Вердан порывался как-то парировать штурмбаннфюреру, но в ту же минуту был окликнут начальником полиции. Ждать его возвращения Денхоф не стал; напомнив фон Шварцу, что самое время возвращаться в "Пристанище", направился к "мерседесу".

– Мне понравились, штурмбаннфюрер, и ваши диверсионные выводы о "горлорезах", и тем более – ваш последний ответ судмедэксперту, – признался барон, когда машина начала медленно, натужно подниматься на плоскую вершину прибрежной возвышенности. – Но вы обязаны дополнить их обещанным рассказом.

– Куда интереснее было бы выслушать самого Антония Сорби. Но капитан сейнера занят сегодня поисками людей, которые совершили все то, что вы только что видели.

– Это будет непросто, – прикрыл сонные глаза фон Шварц.
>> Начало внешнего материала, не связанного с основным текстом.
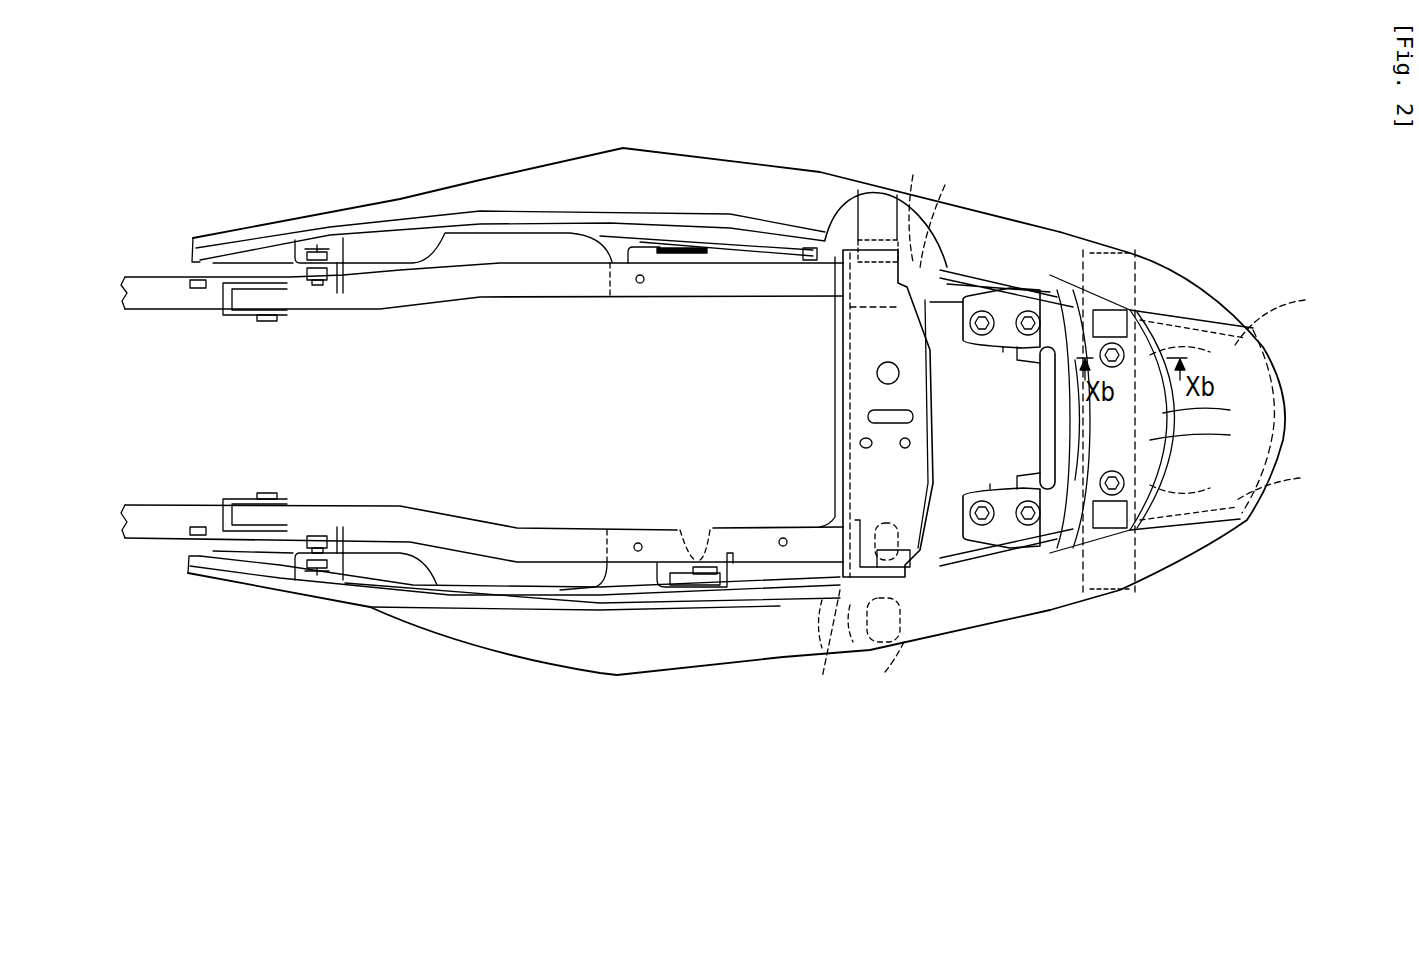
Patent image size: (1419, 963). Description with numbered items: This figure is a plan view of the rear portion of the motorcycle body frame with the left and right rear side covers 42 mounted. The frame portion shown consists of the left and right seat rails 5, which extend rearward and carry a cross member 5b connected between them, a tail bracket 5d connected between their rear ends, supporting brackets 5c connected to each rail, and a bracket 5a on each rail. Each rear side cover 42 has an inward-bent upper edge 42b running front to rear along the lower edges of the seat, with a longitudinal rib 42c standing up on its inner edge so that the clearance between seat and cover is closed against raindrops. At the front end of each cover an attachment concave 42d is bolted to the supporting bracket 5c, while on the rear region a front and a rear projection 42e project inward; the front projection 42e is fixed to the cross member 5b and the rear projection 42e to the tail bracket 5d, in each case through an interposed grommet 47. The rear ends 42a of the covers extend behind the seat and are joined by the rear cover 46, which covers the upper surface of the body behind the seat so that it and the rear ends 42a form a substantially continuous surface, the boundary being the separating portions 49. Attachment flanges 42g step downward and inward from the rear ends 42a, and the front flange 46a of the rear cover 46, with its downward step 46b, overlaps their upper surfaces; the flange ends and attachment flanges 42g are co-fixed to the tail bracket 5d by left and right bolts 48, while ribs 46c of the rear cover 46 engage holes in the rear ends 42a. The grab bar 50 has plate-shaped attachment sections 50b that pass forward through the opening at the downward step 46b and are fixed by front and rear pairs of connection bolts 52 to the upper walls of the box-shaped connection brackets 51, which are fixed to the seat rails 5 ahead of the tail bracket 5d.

Он допоздна засиделся над своей коллекцией всевозможных шевронов, погон и прочих армейских знаков различия, после бдения над которыми спалось ему очень плохо. Человек, ни одного дня не прослуживший ни в одной армии мира, он еще в юности начал собирать различные знаки германских, швейцарских, австро-венгерских и прочих вооруженных сил, и теперь коллекция его насчитывала более пяти тысяч всевозможных экспонатов. – Допускаю, что Лука Зоран уже бежал в южную часть острова, где у сепаратистов целая сеть явочных квартир и секретных баз.
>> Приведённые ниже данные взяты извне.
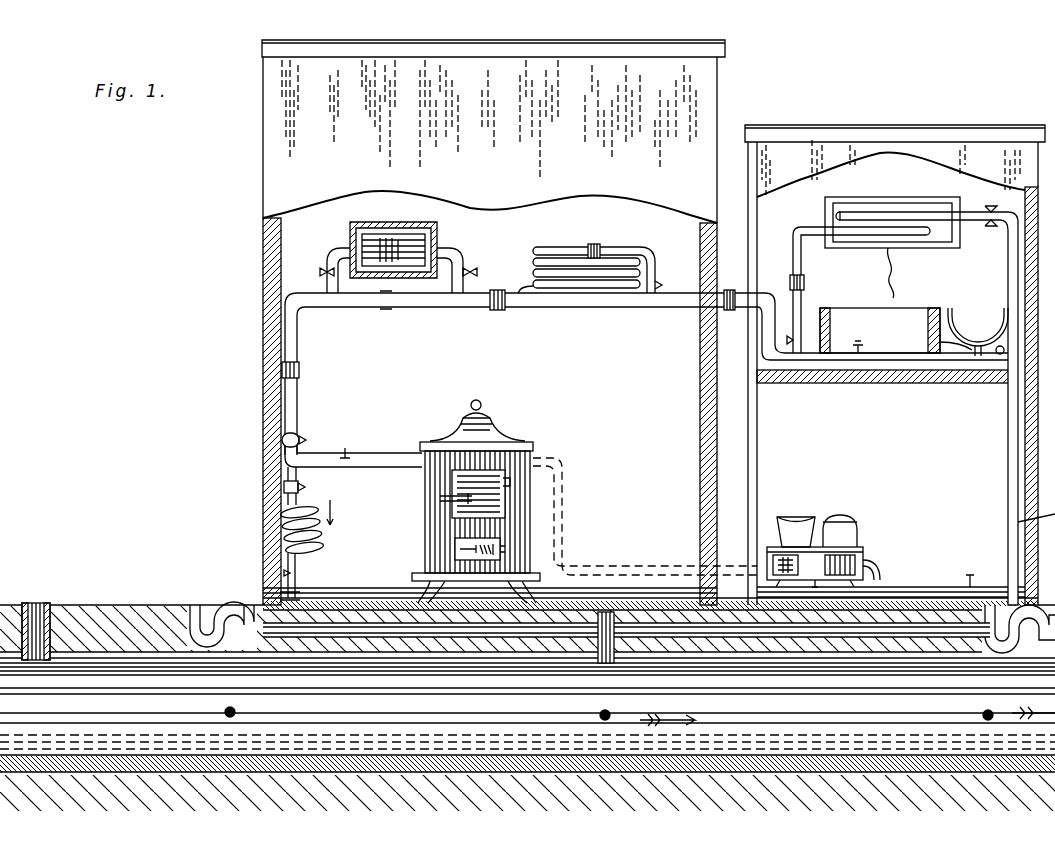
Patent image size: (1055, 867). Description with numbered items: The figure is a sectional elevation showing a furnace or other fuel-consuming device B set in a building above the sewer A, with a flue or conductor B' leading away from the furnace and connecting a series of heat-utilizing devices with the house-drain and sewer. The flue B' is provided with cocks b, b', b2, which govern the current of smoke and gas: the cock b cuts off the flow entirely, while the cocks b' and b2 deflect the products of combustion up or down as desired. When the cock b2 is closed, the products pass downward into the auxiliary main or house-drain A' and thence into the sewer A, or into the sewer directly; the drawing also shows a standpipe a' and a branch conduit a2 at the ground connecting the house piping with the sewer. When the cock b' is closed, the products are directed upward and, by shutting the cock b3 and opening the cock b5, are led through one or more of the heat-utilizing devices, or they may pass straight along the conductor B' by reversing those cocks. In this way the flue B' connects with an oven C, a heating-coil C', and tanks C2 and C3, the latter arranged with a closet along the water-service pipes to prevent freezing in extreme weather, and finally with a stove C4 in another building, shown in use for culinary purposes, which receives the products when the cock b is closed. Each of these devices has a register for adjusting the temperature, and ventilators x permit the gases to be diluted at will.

The sewer A is at (527, 737).
The auxiliary main or house-drain A' is at (626, 603).
The standpipe a' is at (48, 621).
The branch conduit a2 is at (605, 640).
The furnace or fuel-consuming device B is at (479, 501).
The flue B' is at (644, 413).
The cock b is at (346, 443).
The cock b' is at (306, 527).
The cock b2 is at (308, 355).
The cock b3 is at (379, 291).
The cock b5 is at (476, 264).
The oven C is at (395, 244).
The heating-coil C' is at (590, 258).
The tank C2 is at (914, 332).
The tank C3 is at (892, 238).
The stove C4 is at (823, 533).
The ventilators x is at (315, 386).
– В том-то и дело, что к этой расправе Лукавый со своими людьми никакого отношения не имеют. Мало того, они тоже пытается выяснить, кто эти "горлорезы" – откуда прибыли, кому служат и какие у них виды на клад фельдмаршала в дальнейшем.

Свое объяснение Денхоф завершал уже под пристальным взглядом владельца поместья. Фон Шварц попросту не понимал, о чем тот говорит; ему вдруг показалось, что он попросту отвлекся и теперь не в состоянии уловить хода мысли штурмбаннфюрера.

– Но вы же сами уверяли меня, что под натиском Варвара сепаратисты отправились ночью в Лунную бухту.

– Так все и было, отправились. На рассвете сепаратисты из группы Лукавого, действительно, прибыли к "Рыбачьему приюту", но были потрясены увиденным. Тела кладоискателей, с перерезанными глотками и вспоротыми животами, оказались разбросанными чуть ли не по всей бухте. Причем следы крови свидетельствовали, что их, уже мертвых, выносили из приюта и раскладывали по окрестным валунам. Зрелище было настолько ужасным, что кое-кого из сепаратистов прямо там же стошнило.

– Зачем же нужно было прибегать к такой дикости? – тягостно произнес фон Шварц, набожно крестясь.

– Для устрашения всех прочих конкурентов, естественно. Знать бы только, кто за этим нападением стоит.